MELÉNDEZ, Luis
(b. 1716, Napoli, d. 1780, Madrid)

Still-Life with Oranges and Walnuts

1772
Oil on canvas, 61 x 81 cm
National Gallery, London

Judged the most talented student in the Spanish Royal Academy in 1745, Meléndez was expelled in 1748 as a result of a public dispute between the Academy and his father, also a painter. The expulsion prevented the artist from receiving commissions for altarpieces or large narrative pictures. In the last twenty years of his life he executed a hundred or so still lifes, for which he has now become famous. Although nearly half were first recorded in the Spanish royal residence at Aranjuez, they may not have been commissioned by the king directly from the painter, who died in poverty.

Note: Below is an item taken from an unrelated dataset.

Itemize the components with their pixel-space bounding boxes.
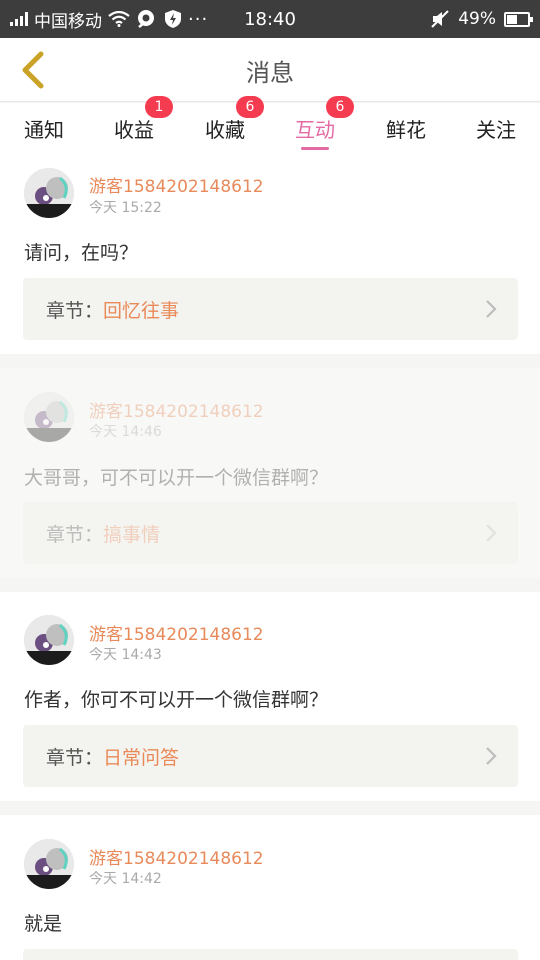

This picture is one of a group of the artist's largest and finest works, perhaps made in connection with his second petition to the king to become court painter. Like most of Meléndez's still lifes, it focuses attention simultaneously on the geometrical forms of the homely and characteristically Spanish objects depicted - oranges, walnuts, a melon, wooden sweet boxes and barrel, terracotta jugs - and on their surface texture, and both shape and texture are revealed through the strong light falling from the upper left of the painting. The colours are restricted to black, white and a range of earth tones, relieved only by the brilliant orange. The spectator's viewpoint, so close to the picture surface, is located just above the smaller of the two jugs. Only the cracked walnuts allow us a glimpse of their edible flesh, among the unpeeled fruit and the sealed containers of sweetmeats, olives and oil, tantalisingly displayed humble products of Spanish soil and industry, ennobled by the artist's brush.